他認得那個被抓的人族,那人當時還是個小狐妖的樣子,曾在粥棚後頭幫著搬面口袋,是個好人。
大黃沒敢出聲。
等靴聲徹底遠去,他順著那條只有流浪狗才知道的廢棄下水道,手腳並用爬出封鎖圈,一路狂奔,直奔塗山府報信。
與此同時。
雲上城,聖樹祭祀廣場。
城中央,九尊參天青銅大鼎烈火熊熊。
數萬妖族依著血統尊卑排列,烏壓壓一片,朝著那株遮天蔽日的聖樹頂禮膜拜。
誦經聲如海潮般起伏,莊嚴肅穆。
葉辰一身甲冑,站在黑羽衛護衛陣列的側後方。
他的手藏在袖管里,捏著一個計時用的細沙漏。
過了。
毒粉發作的最後期限,已經過了整整一刻鐘。
按照他與玄老推演了無數遍的計劃,此時爛泥巷該傳來下等妖發瘋屠戮的廝殺聲,春風茶樓那邊也該有貴族遇襲的求救焰火升空。

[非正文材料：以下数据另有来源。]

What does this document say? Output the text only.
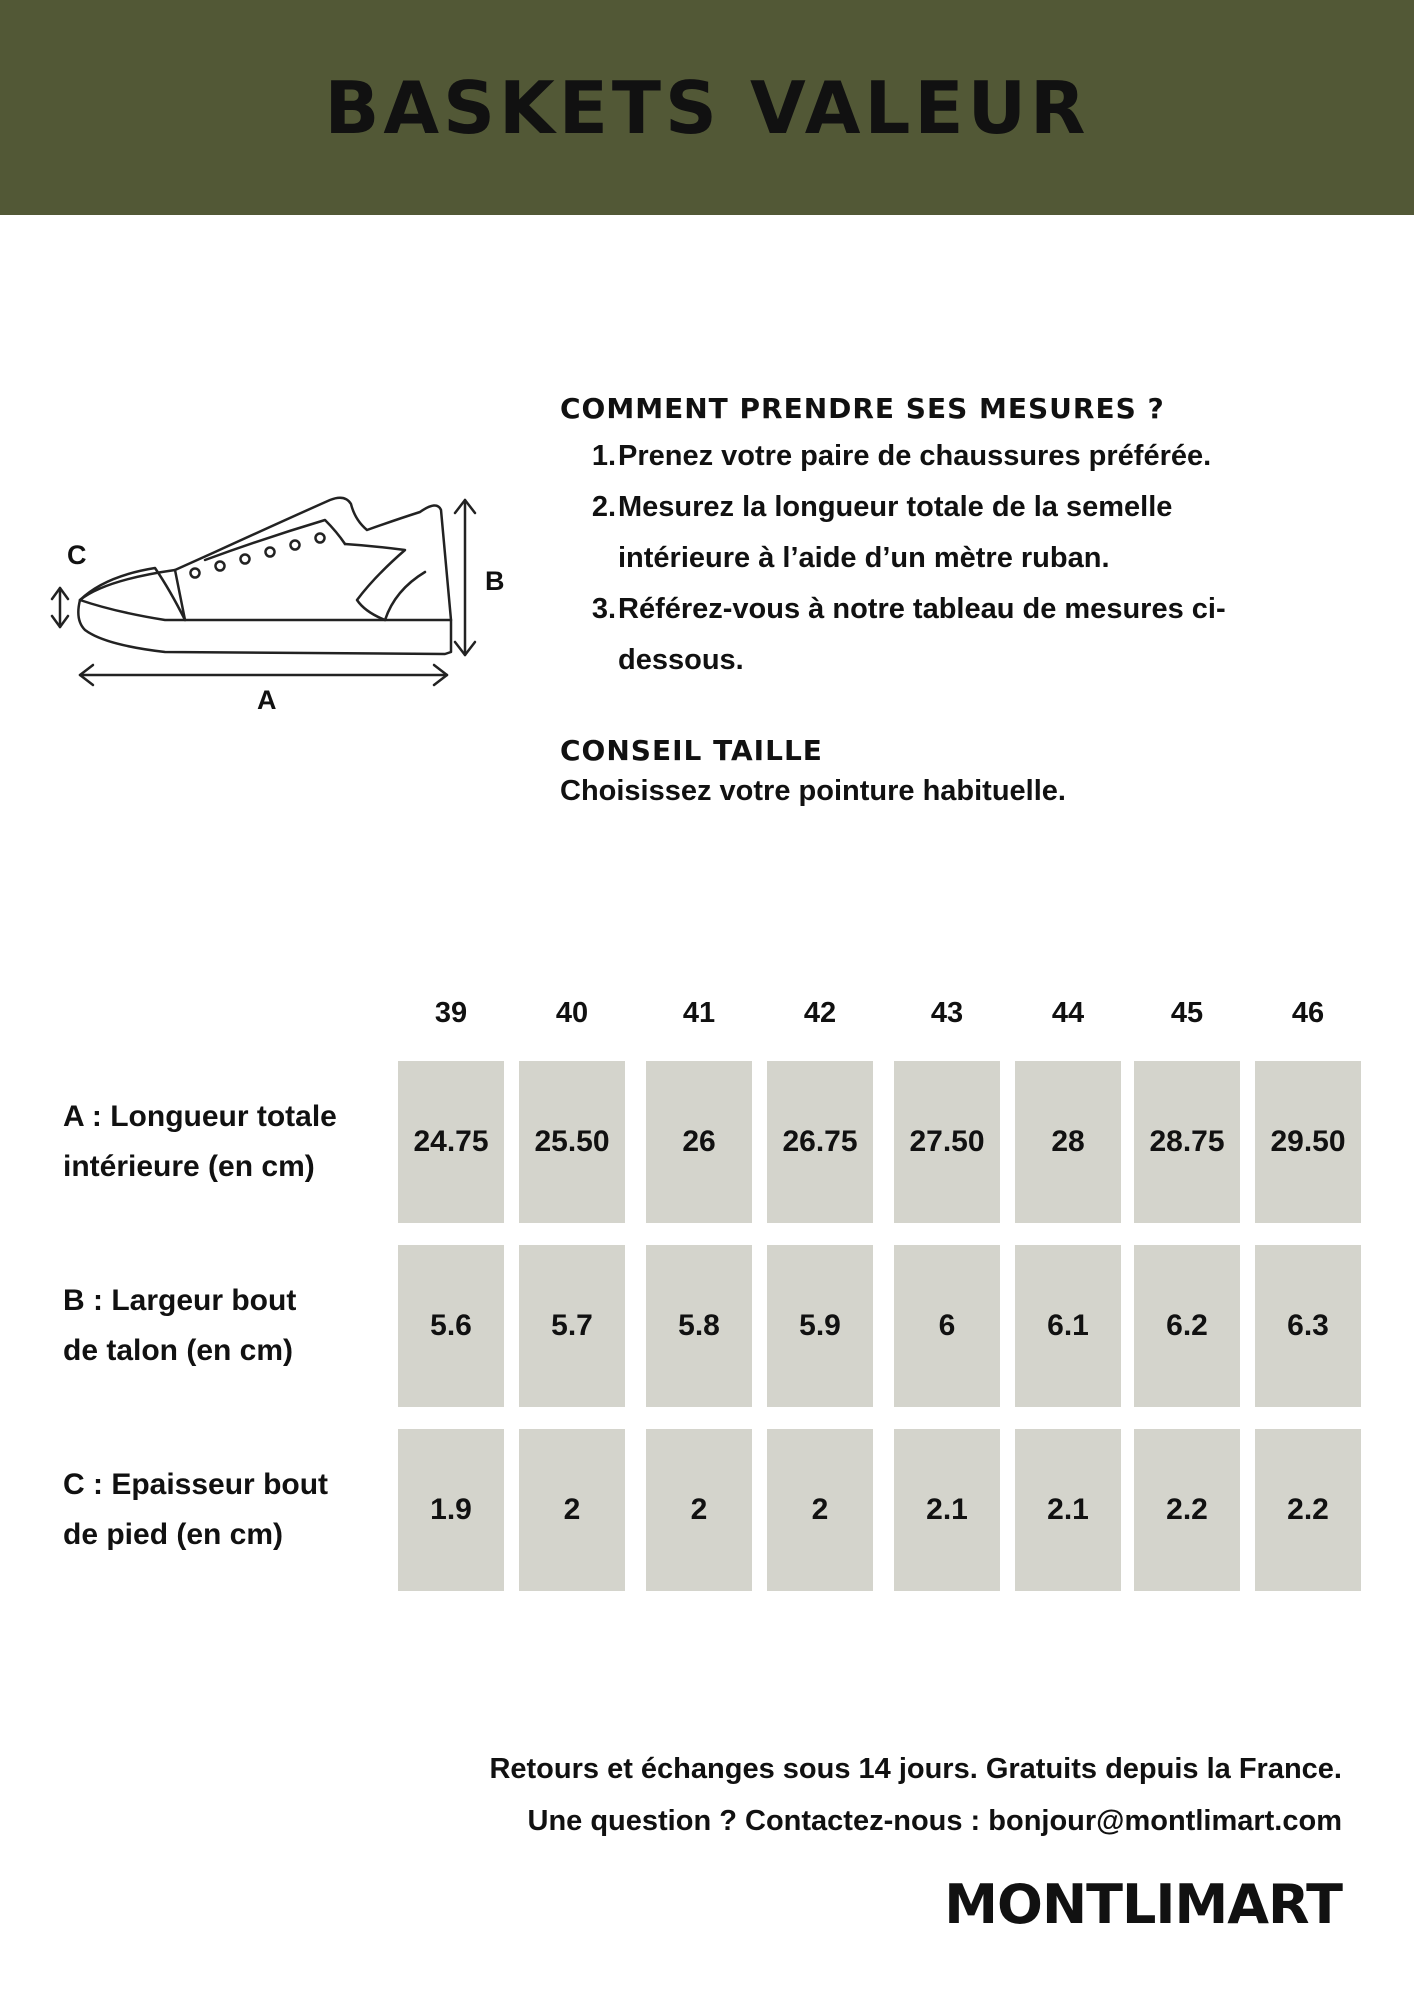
BASKETS VALEUR
C
B
A
COMMENT PRENDRE SES MESURES ?
1. Prenez votre paire de chaussures préférée.
2. Mesurez la longueur totale de la semelle intérieure à l’aide d’un mètre ruban.
3. Référez-vous à notre tableau de mesures ci-dessous.
CONSEIL TAILLE
Choisissez votre pointure habituelle.
39	40	41	42	43	44	45	46
A : Longueur totale
intérieure (en cm)
24.75	25.50	26	26.75	27.50	28	28.75	29.50
B : Largeur bout
de talon (en cm)
5.6	5.7	5.8	5.9	6	6.1	6.2	6.3
C : Epaisseur bout
de pied (en cm)
1.9	2	2	2	2.1	2.1	2.2	2.2
Retours et échanges sous 14 jours. Gratuits depuis la France.
Une question ? Contactez-nous : bonjour@montlimart.com
MONTLIMART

全城應該陷入極度的恐慌,等待著蒼不厭如救世主般降臨。
他豎起耳朵聽了半晌。
風平浪靜。
除了祭司吟誦上古祭文的拖沓長腔,連個多餘的動靜都沒聽見。
葉辰手背上的青筋一根根凸起,心底的火氣直衝天靈蓋。
他把手搭在腰間焚天劍的劍柄上,拔出半寸,又極不甘心地按了回去。
計劃又失敗了。
大長老抬頭看了看天光,眉頭緊皺。
吉時已至。
主位左側,塗山鏡一襲銀白祭服,端坐如松,儀態萬方。
而右側那個屬於蒼不厭的位置,卻空空如也。
暗衛統領硬著頭皮走上高台,壓低身段通報:「諸位長老見諒,蒼大人突遇緊急軍務,需稍遲片刻。請各位先行開祭。」
這話一出,幾位年邁的純血長老臉色當場就掛不住了。
「荒唐!」孔雀長老今天本就覺得心神不寧,右眼皮從早晨跳到現在,他一拍座椅扶手,厲聲發作,「祭祀先祖乃我族第一等大事!什麼軍務能比祭天還重要?」
其他長老紛紛附和。
塗山鏡坐在位置上,由始至終沒有摻和半句。
蒼不厭缺席,絕對不是擺譜。
她太了解那個對頭,這種收買人心的露臉機會,絕不會錯過。
除非,她遇到了比祭祀更重要的事。
聯想到司渺今早出門前那句「我去收拾首尾」,塗山鏡右眼皮跳得歡快。
那個女人行事全憑心情,路子野得沒邊,不會真的把天捅破了吧?
「阿福。」塗山鏡偏過頭。
阿福上前一步。
「去查蒼不厭的去向。」塗山鏡指節在座椅扶手上敲了兩下,「另外,把二舅媽給我找回來。快去。」
阿福領命,借著換香的功夫,悄無聲息地退下高台,融入人群之中。